We have ~30 audio snippets, of which around 50% are from the same speaker, who is our target speaker, and the rest are from various different speakers. We want to extract all audio snippets from our target speaker, so basically figure out which voice most frequently occurs and then select all audio samples with this voice.
For this purpose, we tried using the resemblyzer library to generate speaker-level embeddings from our audio samples, and then apply PCA to see if we can detect any clusters:
from resemblyzer import VoiceEncoder
encoder = VoiceEncoder()
embeddings = []
for snippet in audio_snippets: # audio_snippets is a list numpy representations of our recordings
embeddings.append(encoder.embed_utterance(snippet, return_partials=False))
from sklearn.cluster import AgglomerativeClustering
from sklearn.decomposition import PCA
import matplotlib.pyplot as plt
clustering = AgglomerativeClustering(n_clusters=None, distance_threshold=0.8, linkage='ward')
labels = clustering.fit_predict(embeddings)
pca = PCA(n_components=2)
X_pca = pca.fit_transform(embeddings)
plt.figure()
for i, k in enumerate(embeddings):
x_val, y_val = X_pca[i, 0], X_pca[i, 1]
plt.scatter(x_val, y_val, color=f"C{labels[i]}")

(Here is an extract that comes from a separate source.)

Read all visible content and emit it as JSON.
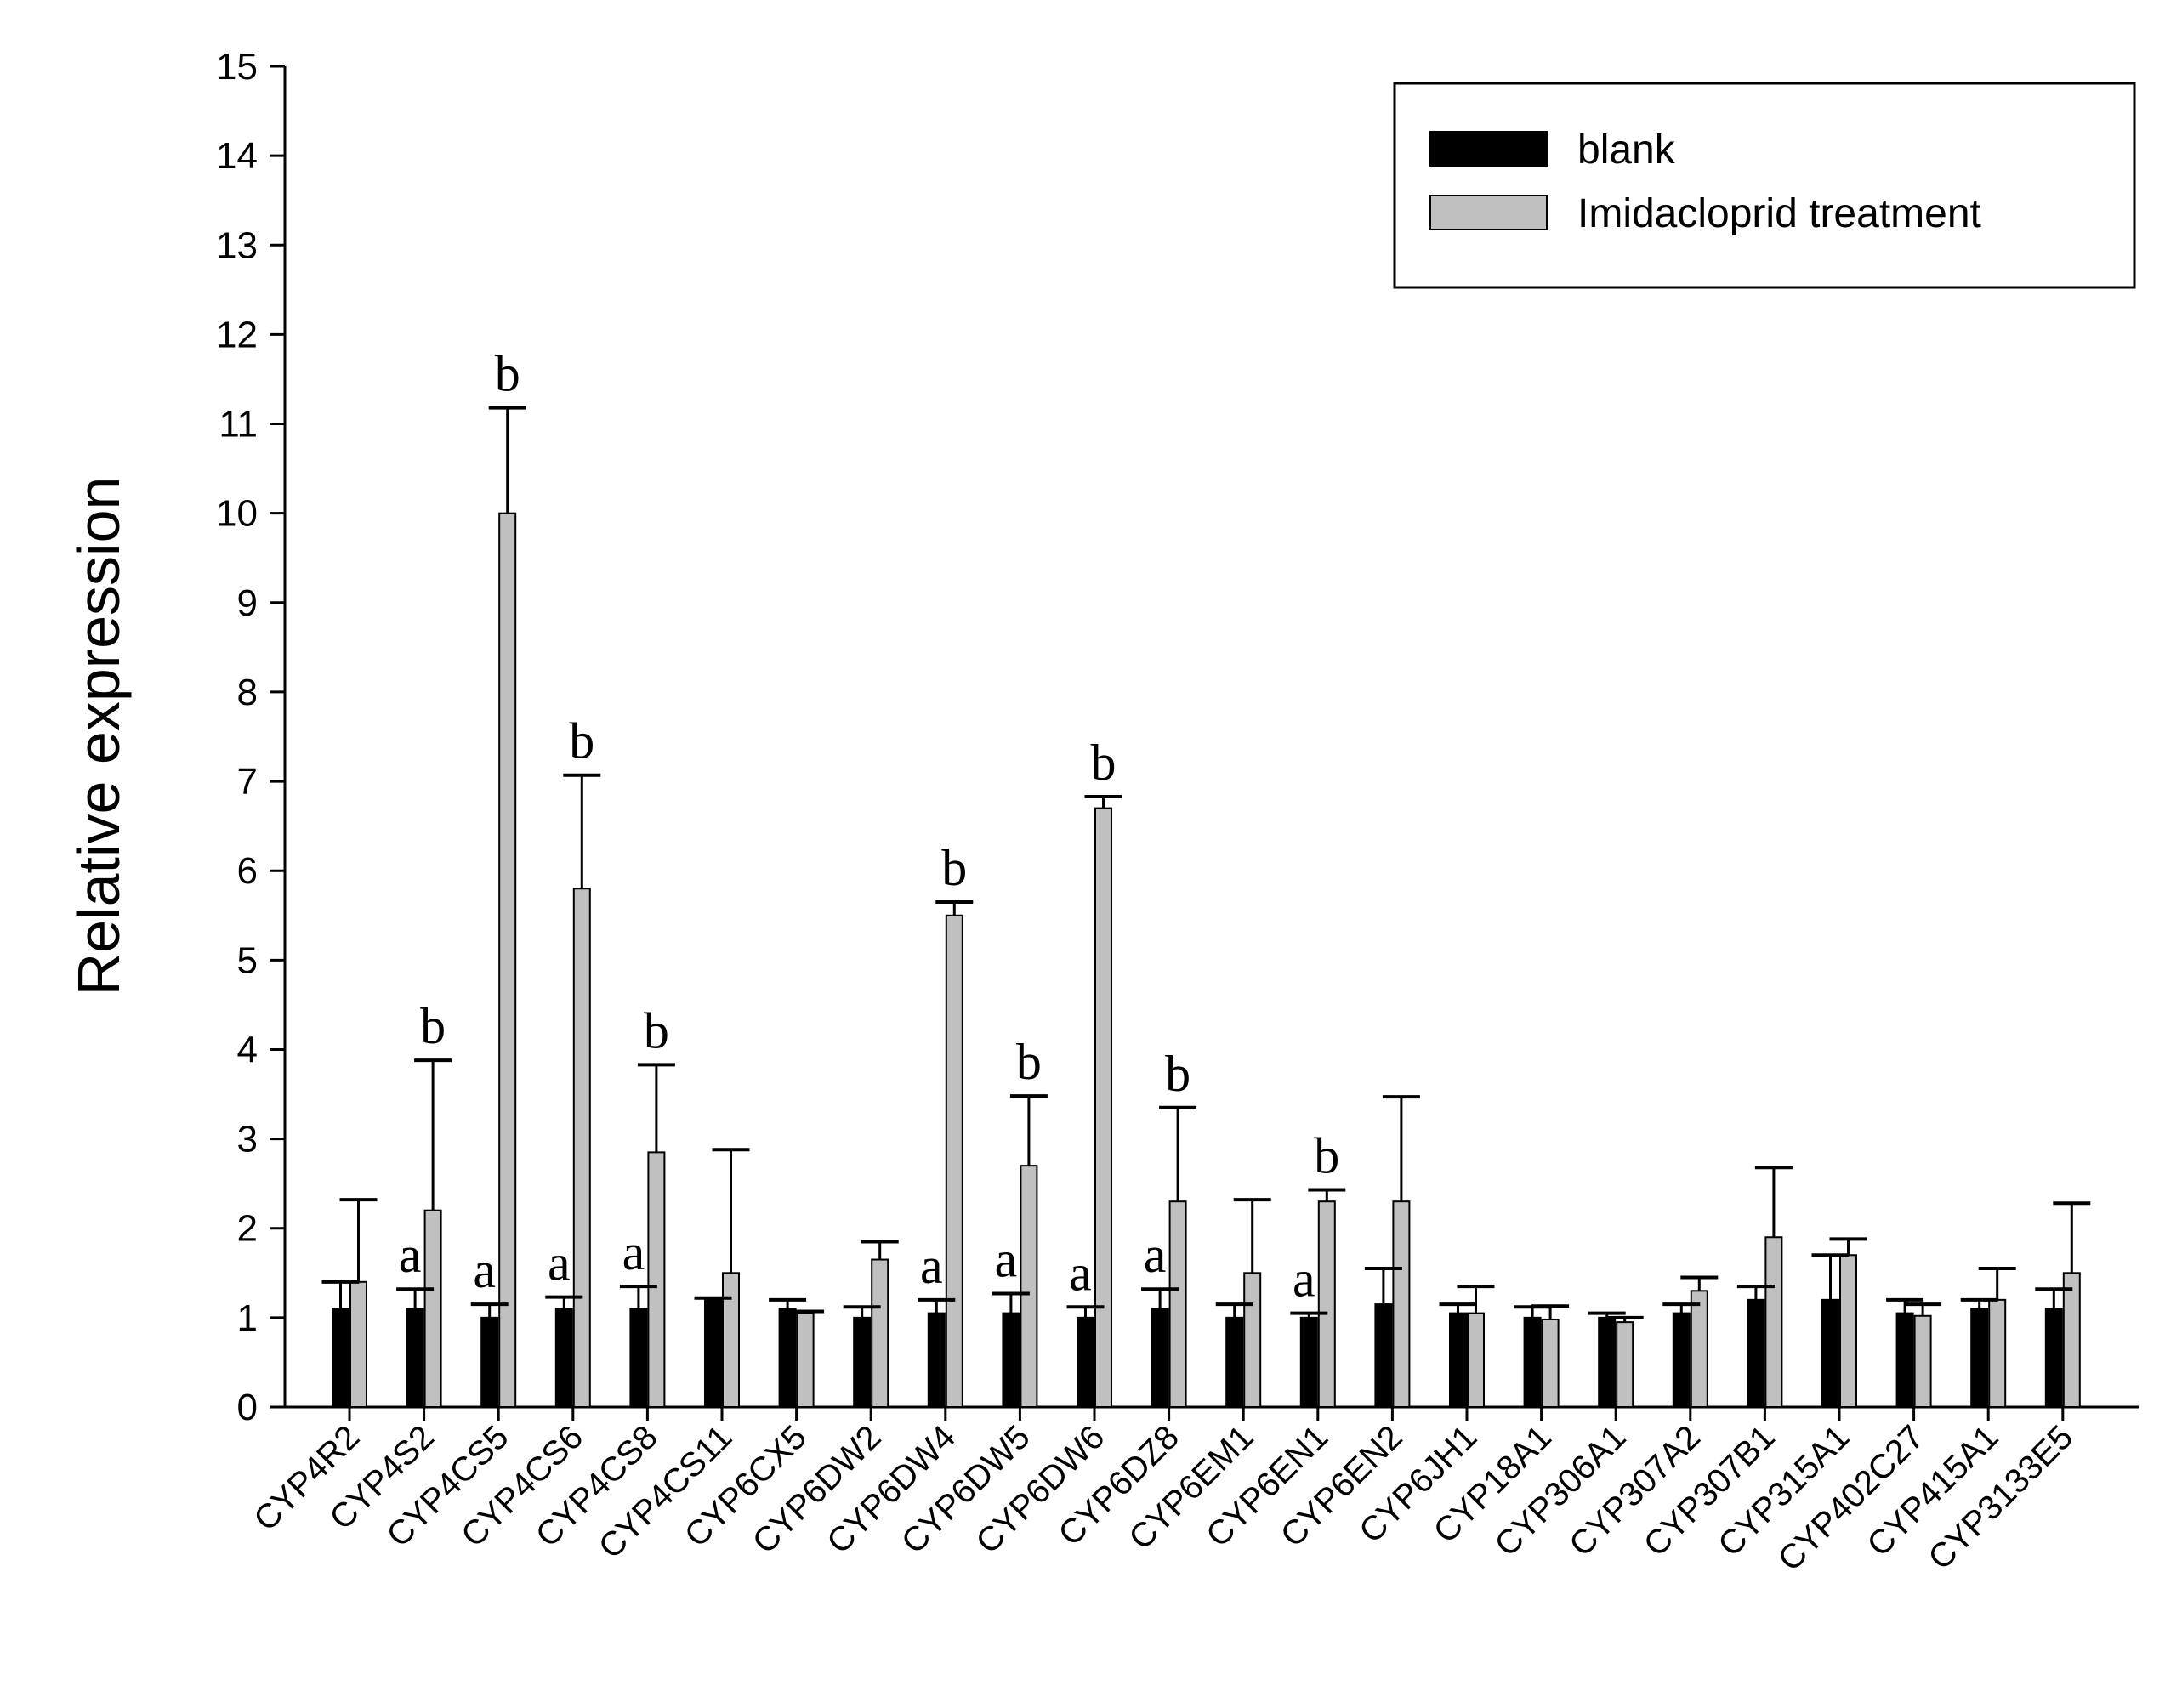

plt.annotate(k, (x_val, y_val), xytext=(5, 2), textcoords="offset points")
plt.xlabel("PC1")
plt.ylabel("PC2")
plt.title("PCA of Speaker Embeddings (Top 2 Speakers/Video)")
plt.show()
From this, we would expect a clear cluster of 15 audio snippets, with the remaining 15 being loosely scattered all across. However, this does not cluster the snippets by speaker, as in most clusters there are still recordings of other speakers mixed in and it is generally not very accurate:
Is there a more effective way to accomplish this?